Elazığ, bereketli ovaları, uygun iklim koşulları ve Fırat Nehri gibi güçlü su kaynaklarıyla tarıma son derece elverişli bir şehir. Ancak ne yazık ki bu potansiyel, yıllardır tam anlamıyla değerlendirilemiyor. Tarımın geleneksel yöntemlere sıkışıp kalması, genç nüfusun köylerden uzaklaşması ve üretimden çok tüketime yönelen bir ekonomi anlayışı, Elazığ tarımının önündeki en büyük engeller arasında.

Bugün Elazığ’da yapılması gereken, sadece daha çok ekim yapmak değil; daha akıllı, verimli ve sürdürülebilir bir tarım politikası geliştirmektir.

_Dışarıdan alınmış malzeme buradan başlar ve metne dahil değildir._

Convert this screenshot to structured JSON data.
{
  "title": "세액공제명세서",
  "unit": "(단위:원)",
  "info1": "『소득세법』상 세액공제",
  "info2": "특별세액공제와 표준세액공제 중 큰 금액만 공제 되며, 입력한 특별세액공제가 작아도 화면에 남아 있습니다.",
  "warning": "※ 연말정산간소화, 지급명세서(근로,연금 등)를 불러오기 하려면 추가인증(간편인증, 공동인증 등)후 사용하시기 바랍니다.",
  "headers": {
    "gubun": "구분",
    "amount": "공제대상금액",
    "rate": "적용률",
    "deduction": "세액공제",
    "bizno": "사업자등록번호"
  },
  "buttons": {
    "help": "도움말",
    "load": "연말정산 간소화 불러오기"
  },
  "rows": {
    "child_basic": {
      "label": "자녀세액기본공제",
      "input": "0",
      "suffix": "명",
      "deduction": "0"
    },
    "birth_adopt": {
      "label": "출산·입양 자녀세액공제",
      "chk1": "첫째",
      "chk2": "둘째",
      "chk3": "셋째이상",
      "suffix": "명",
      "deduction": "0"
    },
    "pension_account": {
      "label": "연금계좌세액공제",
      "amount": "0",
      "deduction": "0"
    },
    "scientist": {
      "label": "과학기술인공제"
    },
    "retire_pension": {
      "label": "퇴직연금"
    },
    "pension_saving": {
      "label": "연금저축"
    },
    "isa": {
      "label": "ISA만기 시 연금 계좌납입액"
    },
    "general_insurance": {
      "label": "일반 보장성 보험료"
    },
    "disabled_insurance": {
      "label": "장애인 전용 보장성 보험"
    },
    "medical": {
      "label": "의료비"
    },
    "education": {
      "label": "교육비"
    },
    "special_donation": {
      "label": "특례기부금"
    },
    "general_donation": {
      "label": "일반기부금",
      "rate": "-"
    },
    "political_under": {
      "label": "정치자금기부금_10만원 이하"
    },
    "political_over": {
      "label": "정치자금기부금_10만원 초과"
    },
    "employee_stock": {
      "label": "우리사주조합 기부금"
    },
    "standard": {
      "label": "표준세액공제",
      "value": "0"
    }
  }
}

1. Dijital Tarım ve Akıllı Sulama Sistemleri

Tarım artık sadece traktörle tarlaya çıkmak değil, sensörlerle toprağın nemini ölçmek, dronlarla ürün verimini analiz etmek anlamına geliyor. Elazığ’da özellikle Keban, Baskil ve Uluova bölgelerinde akıllı sulama sistemleri kurulmalı. Bu sayede hem su israfı önlenir hem de rekolte artırılır. Fırat’ın suyu, bilinçli kullanıldığında sadece Elazığ’ı değil, bölgeyi doyuracak kadar güçlü bir kaynaktır.

2. Üretim Planlaması ve Katma Değerli Ürünler

Elazığ’da her köyde benzer ürünlerin ekilmesi, hem fiyat düşüşüne hem de ürün fazlasına yol açıyor. Tarım il müdürlüğü ve üniversiteler iş birliğiyle bölgesel üretim planlaması yapılmalı. Örneğin Baskil’de badem ve kayısı, Maden’de aromatik bitkiler, Kovancılar’da yem bitkileri gibi ürünlere yönelim sağlanabilir. Ayrıca sadece ham ürün satmak yerine, işlenmiş ürünler (örneğin badem yağı, kurutulmuş meyve, reçel) üzerinden katma değer yaratılmalı.

3. Tarımsal Kooperatiflerin Güçlendirilmesi

Küçük üreticinin en büyük sorunu, ürününü hak ettiği fiyata satamaması. Bunun çözümü, güçlü ve şeffaf çalışan tarım kooperatifleridir. Üretici birlikleri yeniden organize edilmeli, genç çiftçilere eğitim verilerek kooperatif bilinci aşılanmalıdır. Elazığ, tarımsal üretimde “birlikten güç doğar” anlayışını benimsemelidir.

4. Üniversite ve Tarım Ar-Ge İşbirliği

Fırat Üniversitesi’nin tarım ve ziraat alanındaki bilgi birikimi, sahaya yeterince yansıtılamıyor. Üniversite ile çiftçiler arasında düzenli bilgi aktarımı sağlanmalı, toprak analizinden ürün seçimine kadar bilimsel yöntemler kullanılmalıdır. “Deneme tarlaları” kurularak çiftçiye somut örnekler gösterilmelidir.

5. Gençlerin Tarıma Dönüşü İçin Teşvik

Köyden kente göçle birlikte tarımın yaş ortalaması 50’nin üzerine çıktı. Bu tabloyu tersine çevirmek için gençlere yönelik tarım hibeleri, düşük faizli krediler ve teknoloji destekli girişimcilik projeleri artırılmalı. Tarım, artık sadece sabanla değil, tabletle yönetilen bir alan olabilir.

Elazığ’ın tarımsal geleceği, toprağa değil vizyona yatırım yapmakla şekillenecek. Eğer modern tarım teknikleri, planlı üretim ve eğitimle desteklenirse, Elazığ sadece kendi halkını değil, çevre illeri de doyurabilecek bir üretim üssüne dönüşebilir.

Toprağın hakkını vermek, aslında geleceğe sahip çıkmaktır.